两面窑洞很快就挖好了,又请人用很短的麦草和泥把窑洞泥一遍,待干了后,又用白土粉刷一遍,接着又请来了河南的木匠做窗门。由于缺乏木料,做的窗框极不结实,两手一拍正方形就变成了平行四边形,将就着用吧,谁要咱没钱呢。垒好了窑门,装好了窗门,一切工序完成后,我们就搬进了新窑,父母和两个妹妹住一面,我和弟弟住一面我们家住房的问题算是解决了。但贫穷帽子还是脱不掉,爸妈就又在靠右边的土岩上又挖了一个小窑洞,用来养羊养牛。平时放学回家后及星期天,我的工作就是放羊割草,天晴还好,一到下雨天那就麻烦了,小羊没草吃在羊圈里“咩咩”的叫个不停,叫得人心烦意乱。没办法妈妈给小羊拌上一盆子麸皮小羊才不叫了。来年有了养羊的经验,秋季就给小羊准备好了干玉米杆和青草,以解决下雨天羊的吃草问题。牛还是好养,我爸妈平时就给牛准备好了饲料。爸妈给牛铡草的情景我至今历历在目:我爸前腿弓后腿蹬,两手抓着铡刀把,母亲面向我爸,一条腿跪在地上,半蹲在铡刀旁,两手抓着割来的青草或麦秸放到铡刀口,我爸就双手按下铡刀,草被铡成了一寸多长,一弄就是半天。干完活后爸妈累得起来后腿脚酸疼几乎不会走路了。妈妈平时每天按时给牛喂草料,牛也不乱叫。秋夏两忙正是用牲口的时候,妈妈晚上还要起来喂牛。

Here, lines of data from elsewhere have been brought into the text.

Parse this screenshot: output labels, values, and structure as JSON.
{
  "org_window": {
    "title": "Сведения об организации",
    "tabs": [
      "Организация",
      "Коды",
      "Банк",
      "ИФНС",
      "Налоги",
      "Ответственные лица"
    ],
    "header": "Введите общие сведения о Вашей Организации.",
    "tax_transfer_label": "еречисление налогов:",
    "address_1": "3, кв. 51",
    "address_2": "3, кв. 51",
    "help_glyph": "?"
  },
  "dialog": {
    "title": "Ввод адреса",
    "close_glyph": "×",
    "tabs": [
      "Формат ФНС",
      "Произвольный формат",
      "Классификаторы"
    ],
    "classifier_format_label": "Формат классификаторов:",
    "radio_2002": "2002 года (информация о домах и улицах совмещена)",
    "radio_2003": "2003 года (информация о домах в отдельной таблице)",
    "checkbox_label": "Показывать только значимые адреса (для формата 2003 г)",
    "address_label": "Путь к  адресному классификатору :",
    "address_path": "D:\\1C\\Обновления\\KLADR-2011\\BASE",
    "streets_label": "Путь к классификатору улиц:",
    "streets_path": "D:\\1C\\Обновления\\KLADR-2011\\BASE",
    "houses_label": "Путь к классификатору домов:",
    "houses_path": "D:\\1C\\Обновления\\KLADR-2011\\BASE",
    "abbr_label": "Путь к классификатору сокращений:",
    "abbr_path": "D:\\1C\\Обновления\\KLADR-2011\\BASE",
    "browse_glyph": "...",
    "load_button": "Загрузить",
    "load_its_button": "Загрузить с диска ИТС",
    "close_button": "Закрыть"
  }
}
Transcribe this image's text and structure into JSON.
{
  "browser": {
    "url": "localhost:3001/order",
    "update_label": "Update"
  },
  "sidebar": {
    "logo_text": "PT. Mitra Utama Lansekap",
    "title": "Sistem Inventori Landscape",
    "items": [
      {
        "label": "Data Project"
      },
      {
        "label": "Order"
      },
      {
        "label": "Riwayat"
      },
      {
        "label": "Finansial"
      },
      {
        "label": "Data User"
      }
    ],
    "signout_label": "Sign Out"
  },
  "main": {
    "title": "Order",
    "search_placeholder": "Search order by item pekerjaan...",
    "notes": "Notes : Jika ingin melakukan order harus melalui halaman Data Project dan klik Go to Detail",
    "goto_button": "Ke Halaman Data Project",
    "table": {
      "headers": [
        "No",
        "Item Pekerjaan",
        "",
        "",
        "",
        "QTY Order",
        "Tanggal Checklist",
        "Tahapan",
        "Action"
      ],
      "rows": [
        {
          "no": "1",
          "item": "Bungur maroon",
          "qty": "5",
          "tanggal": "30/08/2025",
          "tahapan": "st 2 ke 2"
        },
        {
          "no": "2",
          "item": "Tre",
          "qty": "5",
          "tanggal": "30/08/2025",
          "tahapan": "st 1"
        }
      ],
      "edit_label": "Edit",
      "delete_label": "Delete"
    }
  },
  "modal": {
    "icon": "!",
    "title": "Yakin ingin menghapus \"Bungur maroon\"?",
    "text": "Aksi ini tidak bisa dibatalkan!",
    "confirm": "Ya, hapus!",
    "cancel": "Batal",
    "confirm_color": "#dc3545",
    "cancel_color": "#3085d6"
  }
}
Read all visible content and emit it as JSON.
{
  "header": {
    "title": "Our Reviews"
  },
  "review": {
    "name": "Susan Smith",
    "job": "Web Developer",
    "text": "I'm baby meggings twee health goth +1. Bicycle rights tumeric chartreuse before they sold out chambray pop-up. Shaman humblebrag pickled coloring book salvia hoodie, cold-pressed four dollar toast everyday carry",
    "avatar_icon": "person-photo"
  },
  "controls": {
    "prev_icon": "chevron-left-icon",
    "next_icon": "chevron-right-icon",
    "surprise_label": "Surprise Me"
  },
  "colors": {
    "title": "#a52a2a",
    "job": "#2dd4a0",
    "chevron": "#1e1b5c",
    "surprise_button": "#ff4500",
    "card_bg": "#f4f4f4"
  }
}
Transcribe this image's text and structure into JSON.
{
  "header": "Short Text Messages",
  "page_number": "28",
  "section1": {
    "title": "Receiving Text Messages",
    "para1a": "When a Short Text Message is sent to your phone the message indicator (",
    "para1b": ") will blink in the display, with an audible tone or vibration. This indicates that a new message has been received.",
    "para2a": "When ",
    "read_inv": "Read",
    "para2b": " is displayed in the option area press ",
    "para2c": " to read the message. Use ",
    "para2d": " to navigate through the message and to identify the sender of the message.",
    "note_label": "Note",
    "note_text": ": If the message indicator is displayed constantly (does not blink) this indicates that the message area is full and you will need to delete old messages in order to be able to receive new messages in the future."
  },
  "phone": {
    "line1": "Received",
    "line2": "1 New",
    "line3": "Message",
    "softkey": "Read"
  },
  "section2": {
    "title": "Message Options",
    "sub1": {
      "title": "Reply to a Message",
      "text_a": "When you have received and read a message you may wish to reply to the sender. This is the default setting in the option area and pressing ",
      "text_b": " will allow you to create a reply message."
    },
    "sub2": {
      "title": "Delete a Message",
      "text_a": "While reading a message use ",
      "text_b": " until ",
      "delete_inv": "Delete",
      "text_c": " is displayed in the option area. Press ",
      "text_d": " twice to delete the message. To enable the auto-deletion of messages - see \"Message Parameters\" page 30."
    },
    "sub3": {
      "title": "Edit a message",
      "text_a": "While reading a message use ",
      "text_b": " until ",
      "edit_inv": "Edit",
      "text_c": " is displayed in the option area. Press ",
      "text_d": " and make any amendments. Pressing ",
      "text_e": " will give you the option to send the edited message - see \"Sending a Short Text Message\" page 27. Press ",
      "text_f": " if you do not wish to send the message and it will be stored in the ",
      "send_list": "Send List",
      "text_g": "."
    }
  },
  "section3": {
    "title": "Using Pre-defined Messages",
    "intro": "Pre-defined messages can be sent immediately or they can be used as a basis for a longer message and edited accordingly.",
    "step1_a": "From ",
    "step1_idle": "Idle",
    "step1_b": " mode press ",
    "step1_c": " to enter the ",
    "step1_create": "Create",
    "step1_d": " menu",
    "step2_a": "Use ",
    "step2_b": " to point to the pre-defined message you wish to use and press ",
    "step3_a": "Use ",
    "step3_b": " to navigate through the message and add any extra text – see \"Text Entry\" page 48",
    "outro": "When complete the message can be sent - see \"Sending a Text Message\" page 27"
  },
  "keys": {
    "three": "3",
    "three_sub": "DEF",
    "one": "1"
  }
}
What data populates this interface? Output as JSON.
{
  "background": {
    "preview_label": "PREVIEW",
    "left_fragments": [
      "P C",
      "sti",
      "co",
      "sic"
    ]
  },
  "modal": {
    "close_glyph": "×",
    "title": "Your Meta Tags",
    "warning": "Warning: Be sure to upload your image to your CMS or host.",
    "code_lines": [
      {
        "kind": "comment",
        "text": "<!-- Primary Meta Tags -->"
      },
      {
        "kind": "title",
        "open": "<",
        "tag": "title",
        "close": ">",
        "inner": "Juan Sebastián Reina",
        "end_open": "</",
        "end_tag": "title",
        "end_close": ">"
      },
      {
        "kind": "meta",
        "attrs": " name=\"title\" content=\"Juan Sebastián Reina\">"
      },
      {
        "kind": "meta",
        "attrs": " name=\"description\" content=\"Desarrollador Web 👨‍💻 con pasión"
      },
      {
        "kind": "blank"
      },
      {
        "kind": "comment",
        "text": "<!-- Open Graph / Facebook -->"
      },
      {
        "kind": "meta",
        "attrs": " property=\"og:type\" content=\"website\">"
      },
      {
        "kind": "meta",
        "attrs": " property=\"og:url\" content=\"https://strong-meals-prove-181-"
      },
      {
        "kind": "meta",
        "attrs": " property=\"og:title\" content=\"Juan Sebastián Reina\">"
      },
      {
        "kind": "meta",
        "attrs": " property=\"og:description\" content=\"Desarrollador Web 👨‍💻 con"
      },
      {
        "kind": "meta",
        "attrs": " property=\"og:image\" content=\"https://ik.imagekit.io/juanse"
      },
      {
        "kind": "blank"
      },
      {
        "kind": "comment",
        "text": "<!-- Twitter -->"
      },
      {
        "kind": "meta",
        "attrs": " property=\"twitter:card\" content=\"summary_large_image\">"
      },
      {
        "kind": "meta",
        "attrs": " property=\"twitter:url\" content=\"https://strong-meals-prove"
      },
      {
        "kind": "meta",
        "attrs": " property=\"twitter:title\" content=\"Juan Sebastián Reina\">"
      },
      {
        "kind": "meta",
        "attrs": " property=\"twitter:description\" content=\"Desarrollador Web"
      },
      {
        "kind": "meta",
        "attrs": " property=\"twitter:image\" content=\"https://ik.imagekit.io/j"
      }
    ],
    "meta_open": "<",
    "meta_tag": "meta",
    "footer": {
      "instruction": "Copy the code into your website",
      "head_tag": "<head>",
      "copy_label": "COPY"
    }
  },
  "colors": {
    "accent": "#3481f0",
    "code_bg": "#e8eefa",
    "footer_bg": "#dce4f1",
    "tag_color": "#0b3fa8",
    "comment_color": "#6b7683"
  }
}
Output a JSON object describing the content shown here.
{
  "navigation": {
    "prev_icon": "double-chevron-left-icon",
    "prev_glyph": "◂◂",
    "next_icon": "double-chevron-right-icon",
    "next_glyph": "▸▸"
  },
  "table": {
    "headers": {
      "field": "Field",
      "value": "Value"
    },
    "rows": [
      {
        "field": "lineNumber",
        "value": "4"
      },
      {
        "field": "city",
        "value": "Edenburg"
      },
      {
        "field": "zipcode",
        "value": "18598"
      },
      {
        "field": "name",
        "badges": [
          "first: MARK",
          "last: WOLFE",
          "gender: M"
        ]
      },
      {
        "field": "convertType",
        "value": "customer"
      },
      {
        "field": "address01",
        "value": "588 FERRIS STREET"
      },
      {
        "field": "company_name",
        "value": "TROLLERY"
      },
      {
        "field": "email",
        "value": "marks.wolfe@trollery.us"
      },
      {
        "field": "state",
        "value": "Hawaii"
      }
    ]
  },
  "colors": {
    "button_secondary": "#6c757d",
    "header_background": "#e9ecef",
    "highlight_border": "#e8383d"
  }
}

在那个一穷二白的时代,运动还不少。因为是独庄独院,我家就养了一条狗,狗刚和一家人熟了,也有感情了,就被大队打狗队拉去灌了凉水,我眼看着我的心爱的被吊到树上的小狗,开始还汪汪的叫着,一会儿就慢慢的低下了头。我的心碎了,放声大哭。一般人都吃掉被弄死的狗,我妈说:“把小狗埋了吧。”我妈不但勤劳,还是一个非常善良的人。我把我家的小狗埋在了我家的大门外。它会永远给我们看家护院,狗不嫌家贫呀。
时间很快就到了八十年代,改革开放的春风吹遍了祖国大地,我们村当然也不例外,人们吃饭穿衣的问题已经基本解决了,家家户户就想着改善住房条件。加之我也上班了,也拿上了工资。爸妈就决定在原庄子地上边盖两间厦房。地址就选在悬顶窑洞前靠右的一边。春节过后,爸妈首先自己动手准备盖房用的土坯,起早贪黑,好几天才打了二百多块土坯,到了下雨天还要用塑料纸苫好刚打的土坯。待土坯干了后还要把这些土坯集中摞起来,村上的乡党都夸我爸妈能干。接着又买了做地基用的砖头,在乡亲们的帮助下从公路上一页一页的用担笼担上老庄子,后来还到引镇集市上买了木料。国庆过后,就请来了邻村的工匠,乡亲们义务帮忙,匠人砌墙,帮忙的乡党和泥搬砖,递土坯。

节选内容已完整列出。